A Polícia alemã foi acusada, nesta quarta-feira (29), de ter vazado documentos confidenciais para a extrema direita e de avivar a tensão, após a violência registrada na cidade de Chemnitz e em outras partes do país.
Ontem, nas redes sociais, militantes de extrema direita fizeram circular uma cópia de um dos dois mandados de prisão emitidos na segunda-feira pela Justiça alemã contra um iraquiano e um sírio. Os dois jovens, na faixa dos 20 anos, são suspeitos de terem esfaqueado um alemão de 35 na madrugada de domingo em Chemnitz.
Este homicídio motivou os atos de violência, no domingo, na terceira maior cidade da região da Saxônia, no leste da Alemanha. O episódio foi usado como justificativa, por parte da extrema direita, para insistir em uma de suas ideias favoritas: a decisão da chanceler alemã, Angela Merkel, de permitir a entrada de mais de um milhão de refugiados na Alemanha provocou uma alta no índice de criminalidade.
O ministro alemão do Interior, Horst Seehofer, denunciou hoje o vazamento do mandado e considerou o ato "absolutamente inaceitável".
Suspeita-se de que o vazamento tenha sido feito diretamente por membros da Polícia.
- Investigação judicial
"Quando ouço que o mandado de prisão foi vazado, aparentemente, pela Polícia para veículos da extrema direita, temos um grande problema para resolver", criticou o vice-ministro presidente da região da Saxônia, Martin Dulig.
"Deve ficar claro que não se continuará a tolerar certas coisas na Polícia", afirmou Dulig.
"Não é possível que haja policiais que pensem que podem vazar coisas, quando sabem perfeitamente que estão cometendo um crime", insistiu.
Trata-se de uma questão delicada, já que o documento contém o nome de um dos dois suspeitos, de testemunhas e da juíza encarregada do caso, com detalhes sobre as circunstâncias deste assassinato.
O Ministério Público de Dresden abriu uma investigação para "esclarecer (os fatos) o quanto antes".
A cópia deste documento confidencial foi divulgada no Facebook, e depois retirada, pelo grupo nanico local de extrema direita Pro Chemnitz, uma filial do partido Alternativa para a Alemanha (AfD) e o Pegida, informou a rede pública ARD.
O suspeito mencionado no documento esfaqueou a vítima "cinco vezes" no peito, com "a colaboração consciente de outro suspeito que também tinha uma faca", descreve o documento.
O mandado de prisão não menciona o motivo inicial da briga que deu lugar à agressão. A Polícia já desmentiu, em diferentes momentos, porém, os rumores divulgados pela extrema direita de que a vítima quis defender uma mulher que estava sendo assediada, ou agredida sexualmente.
- Críticas -
Este escândalo se soma às críticas à Polícia saxã, regularmente acusada de simpatia - e até de conluio - com a extrema direita nessa região, reduto do partido anti-Islã e anti-Merkel Alternativa para a Alemanha (AfD).

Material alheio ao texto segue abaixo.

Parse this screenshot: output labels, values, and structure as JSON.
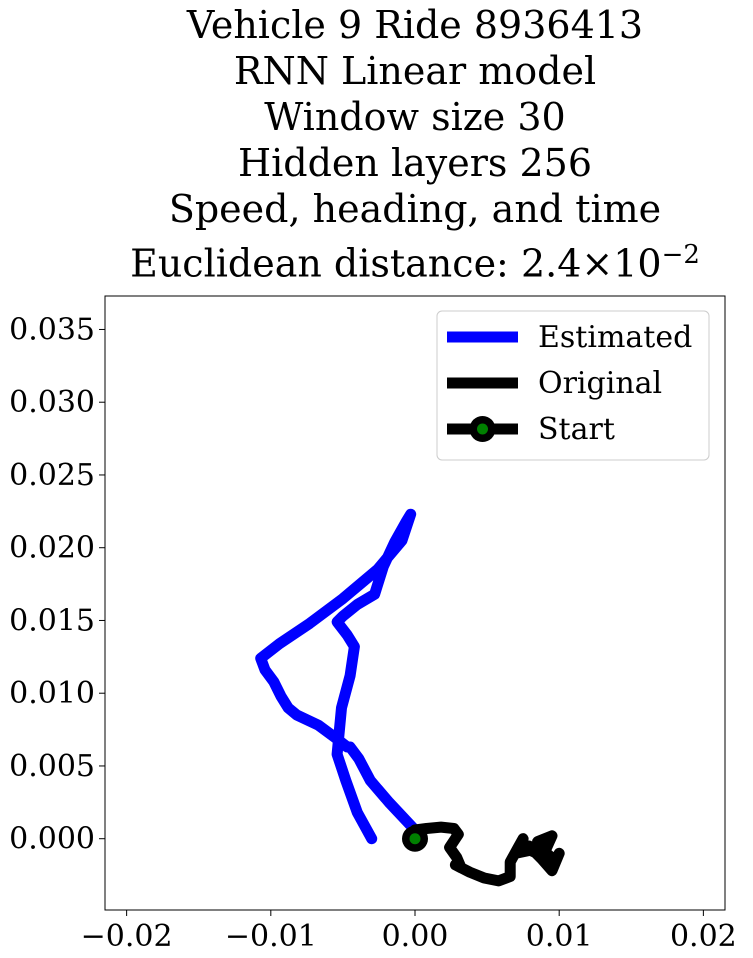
{
  "title_lines": [
    "Vehicle 9 Ride 8936413",
    "RNN Linear model",
    "Window size 30",
    "Hidden layers 256",
    "Speed, heading, and time"
  ],
  "title_last": {
    "prefix": "Euclidean distance: ",
    "mantissa": "2.4",
    "times": "×",
    "base": "10",
    "exponent": "−2"
  },
  "chart_data": {
    "type": "line",
    "xlim": [
      -0.0215,
      0.0215
    ],
    "ylim": [
      -0.0049,
      0.0373
    ],
    "xticks": [
      -0.02,
      -0.01,
      0.0,
      0.01,
      0.02
    ],
    "xtick_labels": [
      "−0.02",
      "−0.01",
      "0.00",
      "0.01",
      "0.02"
    ],
    "yticks": [
      0.0,
      0.005,
      0.01,
      0.015,
      0.02,
      0.025,
      0.03,
      0.035
    ],
    "ytick_labels": [
      "0.000",
      "0.005",
      "0.010",
      "0.015",
      "0.020",
      "0.025",
      "0.030",
      "0.035"
    ],
    "grid": false,
    "legend_position": "upper right",
    "legend": [
      {
        "label": "Estimated",
        "color": "#0000ff",
        "marker": "none"
      },
      {
        "label": "Original",
        "color": "#000000",
        "marker": "none"
      },
      {
        "label": "Start",
        "color": "#000000",
        "marker": "circle",
        "marker_face": "#008000"
      }
    ],
    "series": [
      {
        "name": "Estimated",
        "color": "#0000ff",
        "x": [
          0.0,
          -0.0018,
          -0.0031,
          -0.0039,
          -0.0045,
          -0.0047,
          -0.0056,
          -0.0067,
          -0.0082,
          -0.0088,
          -0.0093,
          -0.0098,
          -0.0104,
          -0.0107,
          -0.0094,
          -0.0073,
          -0.005,
          -0.0026,
          -0.0009,
          -0.0003,
          -0.0006,
          -0.0014,
          -0.0022,
          -0.0028,
          -0.004,
          -0.005,
          -0.0054,
          -0.0047,
          -0.0042,
          -0.0045,
          -0.0051,
          -0.0054,
          -0.0048,
          -0.004,
          -0.003
        ],
        "y": [
          0.0006,
          0.0025,
          0.004,
          0.0055,
          0.0063,
          0.0063,
          0.007,
          0.0078,
          0.0085,
          0.009,
          0.0098,
          0.0108,
          0.0116,
          0.0124,
          0.0134,
          0.0148,
          0.0165,
          0.0185,
          0.0205,
          0.0223,
          0.0218,
          0.0204,
          0.0187,
          0.0168,
          0.0161,
          0.0153,
          0.0149,
          0.014,
          0.0132,
          0.0112,
          0.009,
          0.0058,
          0.004,
          0.0018,
          0.0
        ]
      },
      {
        "name": "Original",
        "color": "#000000",
        "x": [
          0.0,
          0.0008,
          0.0018,
          0.0027,
          0.003,
          0.0024,
          0.0029,
          0.0032,
          0.0028,
          0.0038,
          0.0048,
          0.0058,
          0.0066,
          0.0066,
          0.0071,
          0.0075,
          0.007,
          0.008,
          0.0089,
          0.0085,
          0.0095,
          0.009,
          0.0097,
          0.01,
          0.0095,
          0.0088,
          0.0079
        ],
        "y": [
          0.0006,
          0.0007,
          0.0008,
          0.0007,
          0.0003,
          -0.0006,
          -0.0013,
          -0.002,
          -0.0018,
          -0.0023,
          -0.0027,
          -0.0029,
          -0.0026,
          -0.0016,
          -0.0007,
          0.0,
          -0.001,
          -0.0008,
          -0.0012,
          -0.0002,
          0.0002,
          -0.0009,
          -0.0015,
          -0.001,
          -0.0022,
          -0.0014,
          -0.0005
        ]
      }
    ],
    "start_point": {
      "x": 0.0,
      "y": 0.0,
      "face_color": "#008000",
      "edge_color": "#000000"
    }
  }
}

Foi lá que registrou seu melhor resultado eleitoral nas legislativas de 2017 (27%).
Na semana passada, a Polícia saxã já havia sido criticada por prender, a pedido de um manifestante de extrema direita, uma equipe de televisão que filmava um ato contra Merkel em Dresden. O manifestante em questão tinha sido contratado pela Polícia local em caráter privado.
As forças de segurança também foram criticadas nos últimos dias por falta de preparo e de mobilização nos incidentes violentos em Chemnitz.
Em menor número, os policiais se viram cercados no domingo pelos neonazistas, que lhes lançaram garrafas, pedras e outros objetos. A chanceler Merkel denunciou "o ódio nas ruas" e "as perseguições coletivas".
Na segunda-feira à noite, durante duas manifestações da extrema direita e da extrema esquerda, a Polícia se viu mais uma vez em desvantagem numérica, ainda que os serviços de Inteligência interna tenham alertado que as cenas de violência poderia ocorrer.
Ao todo, foram mobilizados cerca de 590 agentes em Chemnitz, enquanto as duas concentrações reuniram mais de 6.000 pessoas. Os confrontos deixaram pelo menos 20 feridos.